Что же это Дитлефъ не идетъ? Онъ стоялъ на берегу и глядѣлъ на публику и пароходъ, какъ-будто ему больше ничего не было нужно. Іоганнесъ подумалъ: «Я больше не буду сидеть на веслахъ, я выйду на берегъ». Онъ собрался повернуть лодку.

Вдругъ передъ его глазами мелькнуло что-то бѣлое, и онъ услыхалъ всплескъ воды; съ парохода и берега раздались отчаянные крики, и всѣ глаза и руки показали на то мѣсто, гдѣ исчезло что-то бѣлое. Музыка сразу оборвалась. Въ одно мгновенье очутился Іоганнесъ на мѣстѣ несчастья. Онъ дѣйствовалъ совершенно инстинктивно, не размышляя и не обдумывая. Онъ не слыхалъ, какъ на палубѣ кричала матъ: «Дитя мое, дитя мое!» и онъ никого не видѣлъ. Онъ прыгнулъ съ лодки и нырнулъ.

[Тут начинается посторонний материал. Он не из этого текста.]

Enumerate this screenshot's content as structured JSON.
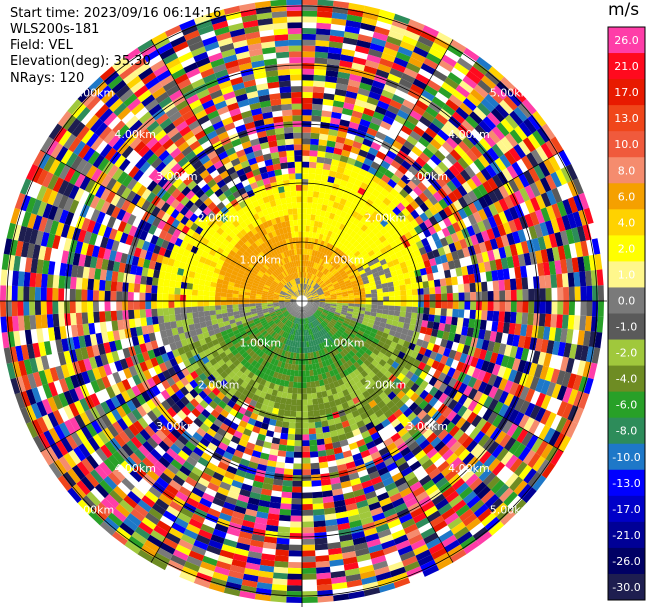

Одно мгновенье его не было видно, всего одну минуту; видно было, какъ волновалась вода въ томъ мѣстѣ, гдѣ онъ нырнулъ, всѣ поняли, что онъ искалъ. Крики и плачъ на пароходѣ не прекращались.

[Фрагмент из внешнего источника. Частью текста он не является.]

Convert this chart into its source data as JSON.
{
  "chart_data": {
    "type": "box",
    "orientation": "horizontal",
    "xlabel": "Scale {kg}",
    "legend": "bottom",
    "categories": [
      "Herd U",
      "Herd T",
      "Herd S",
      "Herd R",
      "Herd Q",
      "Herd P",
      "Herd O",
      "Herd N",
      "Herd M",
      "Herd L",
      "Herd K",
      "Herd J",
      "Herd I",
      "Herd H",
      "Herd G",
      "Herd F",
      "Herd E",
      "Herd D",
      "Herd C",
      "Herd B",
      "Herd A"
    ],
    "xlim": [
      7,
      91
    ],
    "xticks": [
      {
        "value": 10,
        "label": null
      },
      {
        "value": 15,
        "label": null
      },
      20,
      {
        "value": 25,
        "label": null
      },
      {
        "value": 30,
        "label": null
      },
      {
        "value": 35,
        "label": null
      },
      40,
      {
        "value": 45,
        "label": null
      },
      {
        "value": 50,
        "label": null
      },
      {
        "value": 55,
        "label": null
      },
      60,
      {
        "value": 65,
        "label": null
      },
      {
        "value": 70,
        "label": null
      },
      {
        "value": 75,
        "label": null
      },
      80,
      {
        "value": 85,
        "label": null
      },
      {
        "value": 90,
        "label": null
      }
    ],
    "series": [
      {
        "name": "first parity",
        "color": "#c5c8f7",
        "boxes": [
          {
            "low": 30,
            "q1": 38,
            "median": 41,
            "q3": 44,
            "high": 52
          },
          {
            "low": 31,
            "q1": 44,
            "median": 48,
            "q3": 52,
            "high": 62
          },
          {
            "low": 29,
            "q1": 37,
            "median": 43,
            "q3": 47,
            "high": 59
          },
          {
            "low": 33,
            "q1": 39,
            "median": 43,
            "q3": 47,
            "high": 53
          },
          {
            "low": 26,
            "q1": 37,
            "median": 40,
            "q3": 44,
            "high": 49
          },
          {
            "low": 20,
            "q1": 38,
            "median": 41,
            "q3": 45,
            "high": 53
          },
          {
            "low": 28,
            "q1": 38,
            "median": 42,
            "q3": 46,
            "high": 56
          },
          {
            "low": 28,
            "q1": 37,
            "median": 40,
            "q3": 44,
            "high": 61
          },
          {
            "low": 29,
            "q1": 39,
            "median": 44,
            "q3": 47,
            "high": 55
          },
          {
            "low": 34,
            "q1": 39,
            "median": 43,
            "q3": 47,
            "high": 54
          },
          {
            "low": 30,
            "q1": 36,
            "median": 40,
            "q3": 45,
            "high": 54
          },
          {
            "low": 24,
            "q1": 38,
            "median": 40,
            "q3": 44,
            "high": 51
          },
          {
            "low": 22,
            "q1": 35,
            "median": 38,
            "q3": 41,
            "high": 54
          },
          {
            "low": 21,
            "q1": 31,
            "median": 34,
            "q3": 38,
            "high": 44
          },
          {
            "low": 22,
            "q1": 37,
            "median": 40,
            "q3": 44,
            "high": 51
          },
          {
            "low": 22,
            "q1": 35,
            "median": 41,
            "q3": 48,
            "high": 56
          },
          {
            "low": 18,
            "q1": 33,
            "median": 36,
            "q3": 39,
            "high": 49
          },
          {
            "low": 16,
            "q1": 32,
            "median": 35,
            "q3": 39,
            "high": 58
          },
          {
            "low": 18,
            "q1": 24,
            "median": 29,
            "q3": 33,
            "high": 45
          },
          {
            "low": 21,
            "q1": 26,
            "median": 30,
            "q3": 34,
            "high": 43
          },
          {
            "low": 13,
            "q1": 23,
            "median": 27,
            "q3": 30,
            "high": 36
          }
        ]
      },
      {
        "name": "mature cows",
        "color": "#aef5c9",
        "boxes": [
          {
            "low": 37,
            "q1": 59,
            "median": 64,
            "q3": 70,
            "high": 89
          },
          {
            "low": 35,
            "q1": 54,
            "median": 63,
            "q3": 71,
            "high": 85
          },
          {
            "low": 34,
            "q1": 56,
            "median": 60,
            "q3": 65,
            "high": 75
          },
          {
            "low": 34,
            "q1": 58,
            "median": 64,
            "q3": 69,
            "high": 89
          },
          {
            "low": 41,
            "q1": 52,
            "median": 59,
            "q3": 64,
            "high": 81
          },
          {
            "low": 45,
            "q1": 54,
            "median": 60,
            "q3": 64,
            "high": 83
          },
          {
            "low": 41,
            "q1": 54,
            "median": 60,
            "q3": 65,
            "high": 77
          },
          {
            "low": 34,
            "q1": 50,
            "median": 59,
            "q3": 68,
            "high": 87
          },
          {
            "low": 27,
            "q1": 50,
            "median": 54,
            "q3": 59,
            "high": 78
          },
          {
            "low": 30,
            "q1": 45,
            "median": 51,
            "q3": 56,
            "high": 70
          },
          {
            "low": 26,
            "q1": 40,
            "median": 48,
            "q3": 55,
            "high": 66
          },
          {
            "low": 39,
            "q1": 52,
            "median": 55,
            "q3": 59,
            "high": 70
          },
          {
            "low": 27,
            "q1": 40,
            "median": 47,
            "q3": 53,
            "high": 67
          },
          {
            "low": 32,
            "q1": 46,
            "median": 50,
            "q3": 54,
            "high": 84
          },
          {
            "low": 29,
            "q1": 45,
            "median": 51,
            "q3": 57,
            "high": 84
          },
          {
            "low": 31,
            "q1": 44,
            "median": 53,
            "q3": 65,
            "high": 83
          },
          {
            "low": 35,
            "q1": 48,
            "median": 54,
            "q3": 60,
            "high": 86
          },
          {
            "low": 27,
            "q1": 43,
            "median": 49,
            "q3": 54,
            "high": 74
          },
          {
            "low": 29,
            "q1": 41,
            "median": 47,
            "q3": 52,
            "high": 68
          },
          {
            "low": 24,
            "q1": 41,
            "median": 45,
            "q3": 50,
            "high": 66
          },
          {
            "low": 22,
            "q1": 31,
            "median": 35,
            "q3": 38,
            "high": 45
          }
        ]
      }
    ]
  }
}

Вотъ онъ вынырнулъ на нѣсколько саженей дальше отъ мѣста несчастья. Ему кричали и показывали, какъ безумные. «Нѣтъ, это здѣсь, здѣсь!»

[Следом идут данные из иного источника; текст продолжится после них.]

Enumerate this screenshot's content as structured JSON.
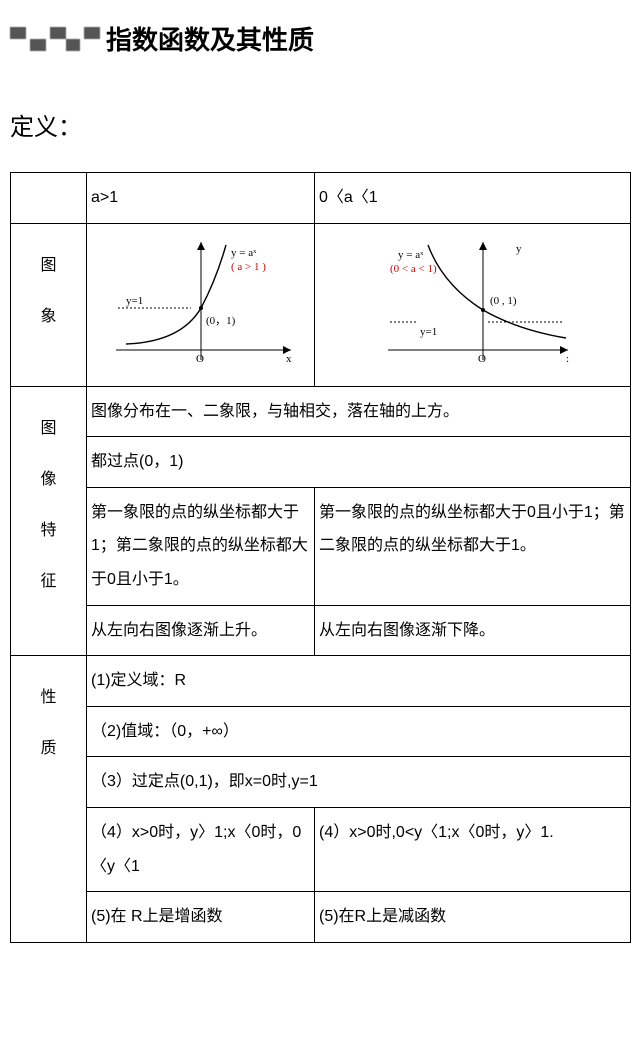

Онъ снова нырнулъ. Снова прошла томительная минута, на палубѣ отецъ и мать рыдали и ломали руки. Штурманъ, снявъ куртку и сапоги, тоже бросился въ воду. Онъ искалъ въ томъ мѣстѣ, гдѣ исчезла дѣвочка, и всѣ возлагали на него надежду.

Но вотъ надъ водой еще дальше, чѣмъ въ первый разъ, снова показалась голова Іоганнеса. Онъ потерялъ шляпу, и его мокрая голова блестѣла на солнцѣ, какъ голова тюленя. Онъ плылъ съ трудомъ, какъ бы борясь съ чѣмъ-то, одна рука его была занята; черезъ мгновенье онъ схватилъ въ зубы какой-то узелъ: это была утопленница. Крики восторга неслись ему навстрѣчу съ парохода и берега. Услыхавъ новые крики, штурманъ вынырнулъ и оглянулся.

Наконецъ, Іоганнесъ достигъ лодки, которую отнесло въ сторону. Онъ положилъ дѣвочку и затѣмъ самъ прыгнулъ въ нее; все это онъ дѣлалъ безсознательно. Видѣли, какъ онъ нагнулся надъ дѣвочкой и буквально разорвалъ ей платье на спинѣ, потомъ схватилъ весла, и лодка понеслась къ пароходу. Когда несчастную дѣвочку схватили и внесли на пароходъ, раздалось многократное радостное ура въ честь спасителя.

— Почему вамъ пришло въ голову искать ее такъ далеко? — спрашивали его.